Born to a prosperous Tel Aviv family in 1972, Sagi first made headlines in 1994, when he was arrested with seven other businessmen. They were charged with manipulating the value of stock in a widespread banking fraud.
Sagi, one of the youngest among those arrested, admitted grave deceit, bribery and insider trading. He was jailed for nine months.
At his sentencing hearing his lawyer asked if he could avoid being sent to Ma’asiahu Prison, where his estranged stepbrother Ronen Sagi was serving time for murder.
After his release, Teddy set about becoming seriously rich, realising that the internet provided a means for sharp entrepreneurs to make vast amounts of fast cash, provided they were in the possession of relaxed moral values. As he said in one of his earliest interviews, ‘sex and betting are the most profitable businesses on the internet’.
His fortune was to be built on gambling. Playtech, launched in 1999 and incorporated in the British Virgin Islands, primarily sells software to bookmakers looking to expand into the online realm.
His firm sought out the brightest mathematicians and specialists who could develop games that would maximise profits. As the online betting market exploded, it would prove to be a highly lucrative niche.
Just seven years later, the company was valued at £550 million when it floated on the London Stock Exchange. Still in his early 30s, Sagi (who had a majority stake) had joined the ranks of the world’s super-rich.
With great wealth came the trappings. In 2009 he popped up in gossip columns when he was photographed arm-in-arm with Israeli supermodel Bar Refaeli, who had recently separated from Hollywood star Leonardo DiCaprio.
Later he married Yael Nizri, a former beauty queen and one-time Miss Israel, and now has six children.
Investors believe Mr Weizer has done nothing to justify his multi-million-pound rewards, pointing out that he’s managed to drop Playtech’s share price from £3.75, when he took the top job in 2007, to just £2.70 today (file image)
The couple are reported to have homes in London’s Knightsbridge and Cyprus, along with Israel’s most expensive house in Herzliya Pituah, plus two penthouses in a Ritz Carlton and an apartment in the Tzameret Towers in northern Tel Aviv, bought from former Israeli Prime Minister Ehud Barak.
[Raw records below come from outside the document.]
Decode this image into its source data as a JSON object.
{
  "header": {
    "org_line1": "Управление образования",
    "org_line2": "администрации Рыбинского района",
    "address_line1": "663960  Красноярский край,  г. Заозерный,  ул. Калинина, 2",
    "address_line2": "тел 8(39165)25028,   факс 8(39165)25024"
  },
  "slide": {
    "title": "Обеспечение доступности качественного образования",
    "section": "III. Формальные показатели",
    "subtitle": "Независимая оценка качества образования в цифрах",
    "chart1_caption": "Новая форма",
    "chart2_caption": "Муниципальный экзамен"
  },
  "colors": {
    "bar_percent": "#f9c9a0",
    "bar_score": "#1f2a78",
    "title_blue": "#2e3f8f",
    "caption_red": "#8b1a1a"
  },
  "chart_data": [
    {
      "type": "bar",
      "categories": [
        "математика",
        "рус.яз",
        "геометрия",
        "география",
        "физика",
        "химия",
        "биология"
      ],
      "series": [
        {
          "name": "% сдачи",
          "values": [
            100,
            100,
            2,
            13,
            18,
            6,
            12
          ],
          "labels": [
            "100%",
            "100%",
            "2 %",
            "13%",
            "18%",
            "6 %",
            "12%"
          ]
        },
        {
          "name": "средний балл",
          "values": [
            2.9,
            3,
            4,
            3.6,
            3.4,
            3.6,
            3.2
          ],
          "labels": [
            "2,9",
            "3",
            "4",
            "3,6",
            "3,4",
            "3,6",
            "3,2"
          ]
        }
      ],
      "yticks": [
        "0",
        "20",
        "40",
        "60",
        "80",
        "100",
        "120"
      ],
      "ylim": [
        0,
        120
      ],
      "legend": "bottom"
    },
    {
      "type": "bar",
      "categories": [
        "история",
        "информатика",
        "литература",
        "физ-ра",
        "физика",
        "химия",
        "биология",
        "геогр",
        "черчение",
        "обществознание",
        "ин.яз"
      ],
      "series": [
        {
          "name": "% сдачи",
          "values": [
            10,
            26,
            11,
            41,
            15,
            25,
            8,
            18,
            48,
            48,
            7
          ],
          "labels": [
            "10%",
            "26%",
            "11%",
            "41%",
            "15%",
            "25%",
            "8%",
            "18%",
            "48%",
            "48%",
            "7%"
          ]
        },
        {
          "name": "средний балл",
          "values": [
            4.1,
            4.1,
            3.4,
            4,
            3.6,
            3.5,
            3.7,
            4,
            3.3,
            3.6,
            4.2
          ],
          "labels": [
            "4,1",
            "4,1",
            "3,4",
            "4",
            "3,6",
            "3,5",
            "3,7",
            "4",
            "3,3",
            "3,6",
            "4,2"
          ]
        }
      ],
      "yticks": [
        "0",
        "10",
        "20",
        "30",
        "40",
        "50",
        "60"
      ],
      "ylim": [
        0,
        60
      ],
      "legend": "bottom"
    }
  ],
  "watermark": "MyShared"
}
In recent years, Sagi has used his loot to buy vast amounts of real estate, including Camden Market in London, which he picked up for £400 million in 2014. He was at one point rumoured to be mulling the purchase of Reading Football Club, arriving at the stadium for talks in a helicopter.
He has simultaneously stepped back from Playtech, though he remains close to Mor Weizer, and was photographed at the bar mitzvah of his son Ron in 2019.
As a result, Sagi was no longer involved in the day-to-day running of the company at the time of Chris Bruney’s death (and had no role in the subsidiary responsible for Winner.co.uk). However, he did remain on its books under a consultancy agreement from 2012.
Though he was the company’s largest shareholder, with around 33 per cent of its stock in late 2016, his holding was steadily being reduced, and had shrunk to 20 percent by the date of Mr Bruney’s suicide. He had completely offloaded his stake by the end of 2018.
Be that as it may, Mr Sagi this week expressed his sorrow over the affair, with a representative telling me: ‘His thoughts are with the family of the man who died in these very tragic circumstances.’
As for the extraordinarily well-paid Mor Weizer, who presided over this sorry mess, he remains in fine fettle.
Although Playtech’s long-suffering shareholders voted overwhelmingly against his firm’s remuneration report at the aforementioned AGM, company law dictates that the vote was advisory, meaning he can keep on hoovering up a vast salary, not to mention lucrative bonus scheme.
In other words, the odds appear fixed so that, unlike many of Playtech’s bruised clients, this Master of the Universe will always end up winning.